A new banking Trojan dubbed IcedID has recently been spotted operating in the wild. Although IcedID is fairly new to the cybercrime arena, security experts suggest that the malware's capabilities are on par with Dridex, Zeus and Gozi – all of which are proliferating banking malware that have previously caused widespread destruction and chaos in cyberspace.
The hackers operating the malware are going after banks, payment card providers, mobile service providers and others in the US. The malware has also been found targeting two UK banks. In addition to being equipped with data-stealing abilities, IcedID can also monitor victims' online activities.
According to security researchers at IBM X-Force, who uncovered the banking malware, either an experienced hacker or a small cybercrime gang may likely be operating IcedID.
"X-Force's analysis of IcedID's delivery method suggests that its operators are not new to the cybercrime arena, opting to infect users via the Emotet Trojan," IBM researchers said in a blog. Although the malware does not borrow code from other malware strains, researchers say that it still comes packed with features that "allow it to perform advanced browser manipulation tactics" employed by other sophisticated banking Trojans.
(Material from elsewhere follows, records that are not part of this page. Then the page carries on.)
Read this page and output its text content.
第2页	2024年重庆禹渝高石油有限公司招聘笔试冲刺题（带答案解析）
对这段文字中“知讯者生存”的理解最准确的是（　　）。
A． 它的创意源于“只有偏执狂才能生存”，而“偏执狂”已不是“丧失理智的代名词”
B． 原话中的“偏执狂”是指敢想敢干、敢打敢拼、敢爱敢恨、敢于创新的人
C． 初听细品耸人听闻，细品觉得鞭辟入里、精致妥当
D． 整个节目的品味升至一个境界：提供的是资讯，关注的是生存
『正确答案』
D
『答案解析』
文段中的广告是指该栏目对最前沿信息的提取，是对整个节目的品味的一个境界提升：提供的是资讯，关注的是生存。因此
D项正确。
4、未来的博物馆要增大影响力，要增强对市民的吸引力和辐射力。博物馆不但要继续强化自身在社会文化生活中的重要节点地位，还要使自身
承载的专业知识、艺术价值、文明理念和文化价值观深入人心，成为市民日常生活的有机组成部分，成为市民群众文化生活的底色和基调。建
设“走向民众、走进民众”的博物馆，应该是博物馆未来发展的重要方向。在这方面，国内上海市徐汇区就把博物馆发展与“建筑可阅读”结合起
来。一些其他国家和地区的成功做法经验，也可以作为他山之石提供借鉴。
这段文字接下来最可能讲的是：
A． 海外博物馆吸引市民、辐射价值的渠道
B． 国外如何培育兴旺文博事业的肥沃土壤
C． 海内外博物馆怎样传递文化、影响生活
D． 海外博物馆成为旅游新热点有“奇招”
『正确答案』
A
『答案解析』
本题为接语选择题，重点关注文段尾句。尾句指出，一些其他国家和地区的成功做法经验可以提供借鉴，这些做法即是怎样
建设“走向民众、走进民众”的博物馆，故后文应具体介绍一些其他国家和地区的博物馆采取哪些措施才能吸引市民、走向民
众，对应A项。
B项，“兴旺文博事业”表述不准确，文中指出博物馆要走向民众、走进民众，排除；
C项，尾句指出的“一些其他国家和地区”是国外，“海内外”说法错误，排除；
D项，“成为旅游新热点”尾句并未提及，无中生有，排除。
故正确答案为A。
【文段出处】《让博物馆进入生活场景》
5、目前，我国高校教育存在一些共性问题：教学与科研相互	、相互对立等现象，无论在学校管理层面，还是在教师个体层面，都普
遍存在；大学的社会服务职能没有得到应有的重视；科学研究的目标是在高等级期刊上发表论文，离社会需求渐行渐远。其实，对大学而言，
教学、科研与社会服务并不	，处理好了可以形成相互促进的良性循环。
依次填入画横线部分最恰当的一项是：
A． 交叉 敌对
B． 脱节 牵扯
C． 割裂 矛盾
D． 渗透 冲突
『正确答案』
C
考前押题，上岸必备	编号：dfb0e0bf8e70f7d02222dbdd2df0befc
The X-Force researchers say that the hackers operating IcedID are using Emotet – a well-known malware distribution tool. "It was originally a banking Trojan that preceded Dridex. As such, it is designed to amass and maintain botnets. Emotet persists on the machine and then fetches additional components such as a spamming module, a network worm module, and password and data stealers for Microsoft Outlook email and browser activity," X-Force researchers explained.
The malware can also steal data via both redirection and web injection attacks, similar to TrickBot and Dridex. The malware can spread over networks and infect terminal servers. Researchers believe that the malware may soon begin targeting businesses.
Given that IcedID is still the new kid on the cybercrime block, it is still uncertain as to how successful the malware may be in the future. However, X-Force researchers believe that the malware may soon be updated by hackers to make it even more potent.